Version 1.7 introduces support for other compression types as added by Apple in OS X 10.9 and later. Currently only LZVN support is fully implemented (though decompression of LZFSE should work if the OS supports it). Note that LZVN support requires a headerfile not currently installed by the original author's LZVN repo; use my fork instead and build it with cmake. --> https://github.com/RJVB/LZVN This version also makes the current ZLIB compression mode optional, that uses a compression buffer that is allocated all at once (and is thus almost always too large. The new default mode adopts the approach also used for LZVN compression, where the memory buffer is grown as needed and thus only gets as large as needed (typically 4-5x smaller than in the singleshot mode). Singleshot mode might be marginally faster when enough RAM is available.
afsctool depends on zlib (v1.2.8 or newer) and Google's sparsehash library and on CMake and pkgconfig for building. The OS zlib copy may be recent enough (it is on 10.12 and later) but to be certain to obtain the latest versions of both, use a package manager like MacPorts, Fink or HomeBrew. Be sure to follow the general installation and usage instructions for those projects, in particular how to update your PATH.
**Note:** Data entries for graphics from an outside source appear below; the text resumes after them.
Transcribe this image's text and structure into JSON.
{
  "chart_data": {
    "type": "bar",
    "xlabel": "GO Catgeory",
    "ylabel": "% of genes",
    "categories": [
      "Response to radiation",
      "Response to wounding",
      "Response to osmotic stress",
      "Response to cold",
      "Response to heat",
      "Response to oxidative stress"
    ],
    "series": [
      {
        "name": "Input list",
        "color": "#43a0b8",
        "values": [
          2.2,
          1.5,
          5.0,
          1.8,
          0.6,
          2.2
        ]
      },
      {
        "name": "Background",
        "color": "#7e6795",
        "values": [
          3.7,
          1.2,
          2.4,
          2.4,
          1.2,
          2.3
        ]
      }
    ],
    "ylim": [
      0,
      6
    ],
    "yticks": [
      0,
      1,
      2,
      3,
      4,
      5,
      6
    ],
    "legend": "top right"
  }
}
port install sparsehash zlib cmake pkgconfig
brew install google-sparsehash zlib cmake pkgconfig PKG_CONFIG_PATH=/usr/local/opt/zlib/lib/pkgconfig
(Setting PKG_CONFIG_PATH is only required with HomeBrew.)
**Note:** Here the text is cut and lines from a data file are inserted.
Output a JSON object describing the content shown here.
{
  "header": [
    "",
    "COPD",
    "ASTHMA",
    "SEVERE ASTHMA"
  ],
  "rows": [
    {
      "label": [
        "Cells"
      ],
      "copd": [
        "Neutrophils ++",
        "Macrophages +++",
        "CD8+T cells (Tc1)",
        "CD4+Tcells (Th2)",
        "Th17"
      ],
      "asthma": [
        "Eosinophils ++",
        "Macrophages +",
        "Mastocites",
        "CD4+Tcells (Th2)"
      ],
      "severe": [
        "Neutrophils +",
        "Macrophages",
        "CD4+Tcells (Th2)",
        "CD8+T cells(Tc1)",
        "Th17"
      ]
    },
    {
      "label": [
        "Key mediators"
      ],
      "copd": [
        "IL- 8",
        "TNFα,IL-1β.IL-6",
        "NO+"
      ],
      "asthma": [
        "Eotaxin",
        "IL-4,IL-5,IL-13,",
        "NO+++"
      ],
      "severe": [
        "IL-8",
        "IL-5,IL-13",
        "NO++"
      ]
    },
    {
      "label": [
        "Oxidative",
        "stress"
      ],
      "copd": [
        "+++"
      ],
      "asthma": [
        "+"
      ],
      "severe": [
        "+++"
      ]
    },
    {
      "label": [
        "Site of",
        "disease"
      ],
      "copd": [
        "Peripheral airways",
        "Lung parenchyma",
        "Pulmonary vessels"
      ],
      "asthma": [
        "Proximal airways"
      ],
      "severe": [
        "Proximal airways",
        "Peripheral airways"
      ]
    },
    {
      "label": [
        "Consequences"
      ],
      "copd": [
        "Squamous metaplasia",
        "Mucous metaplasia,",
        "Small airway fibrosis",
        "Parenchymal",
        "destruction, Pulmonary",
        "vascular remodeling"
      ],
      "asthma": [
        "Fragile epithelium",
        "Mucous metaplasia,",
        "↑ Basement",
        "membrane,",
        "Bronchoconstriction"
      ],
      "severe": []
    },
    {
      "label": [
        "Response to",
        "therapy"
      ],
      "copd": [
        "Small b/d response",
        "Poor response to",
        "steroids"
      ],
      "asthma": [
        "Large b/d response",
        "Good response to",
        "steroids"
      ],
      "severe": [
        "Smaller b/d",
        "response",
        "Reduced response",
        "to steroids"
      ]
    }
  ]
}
With the dependencies installed you can now build afsctool. In a directory of your choice:
git clone git://github.com/RJVB/afsctool mkdir afsctool/build cd afsctool/build cmake -Wno-dev .. make
This will leave the afsctool executable in
afsctool/build; you can move it anywhere
you like from there. You can also do an "official" install, to /usr/local/bin by
cd afsctool/build sudo make install/fast V=1 VERBOSE=1
A word about the other executable (zfsctool)
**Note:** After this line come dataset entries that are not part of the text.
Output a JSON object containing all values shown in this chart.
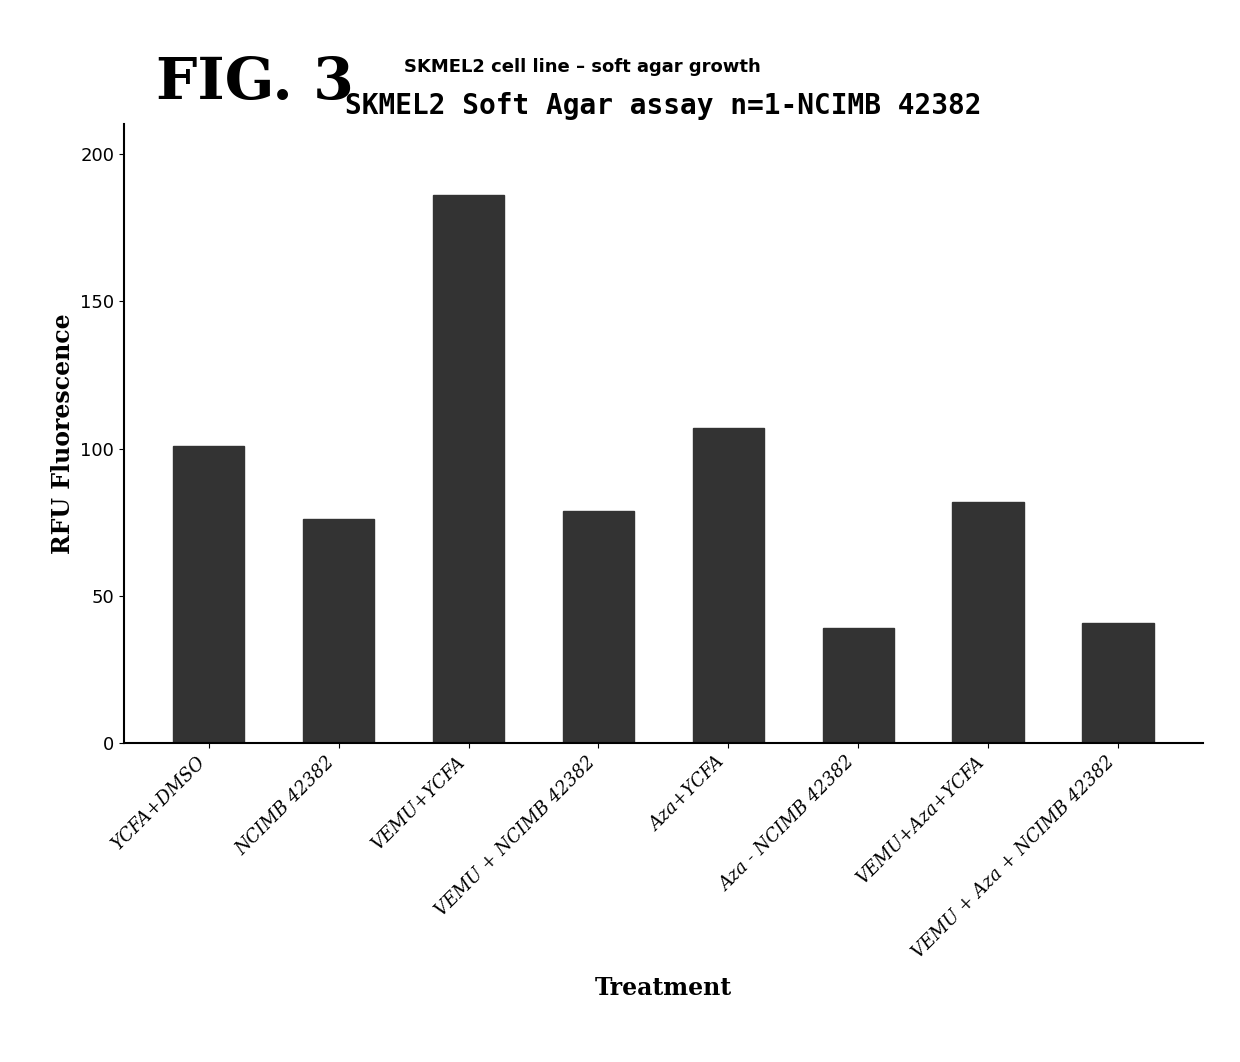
{
  "fig_label": "FIG. 3",
  "fig_label_fontsize": 42,
  "fig_sublabel": "SKMEL2 cell line – soft agar growth",
  "fig_sublabel_fontsize": 13,
  "chart_title": "SKMEL2 Soft Agar assay n=1-NCIMB 42382",
  "chart_title_fontsize": 20,
  "categories": [
    "YCFA+DMSO",
    "NCIMB 42382",
    "VEMU+YCFA",
    "VEMU + NCIMB 42382",
    "Aza+YCFA",
    "Aza - NCIMB 42382",
    "VEMU+Aza+YCFA",
    "VEMU + Aza + NCIMB 42382"
  ],
  "values": [
    101,
    76,
    186,
    79,
    107,
    39,
    82,
    41
  ],
  "bar_color": "#333333",
  "ylabel": "RFU Fluorescence",
  "xlabel": "Treatment",
  "ylim": [
    0,
    210
  ],
  "yticks": [
    0,
    50,
    100,
    150,
    200
  ],
  "bar_width": 0.55,
  "tick_label_fontsize": 13,
  "axis_label_fontsize": 17,
  "background_color": "#ffffff"
}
This repository also builds another utility,
This is a stripped-down and adapted version of
afsctool, aiming to provide a comparable
offline/post-hoc recompression of selected files and folders on ZFS as
on HFS+ and APFS.
ZFS is organised in
datasets (roughly comparable to partitions), and offers true transparent
in-filesystem compression. Because of this, one typically uses a reasonably efficient but fast
compressor (like lz4). Compression is set at the dataset level, but files are compressed with
the codec in used when they were written (and that means they can contain chunks compressed with
different compressors). Afsctool-like recompression can thus be obtained by changing the dataset
compression property, rewriting all files of interest, and resetting the compression property.
Contrary to HFS this will also affect any other files being written during the rewrite but that's
Zfsctool is a work in progress that doesn't yet do anything except for printing out statistics.
There is not currently an API provided by the ZFS libraries which allow getting or setting the
compression property so I use the
zfs driver command and parse its output (striving very hard
to call the command as little as possible; once per dataset during the file collection phase).
As a bonus,
zfsctool only has a runtime dependency on ZFS.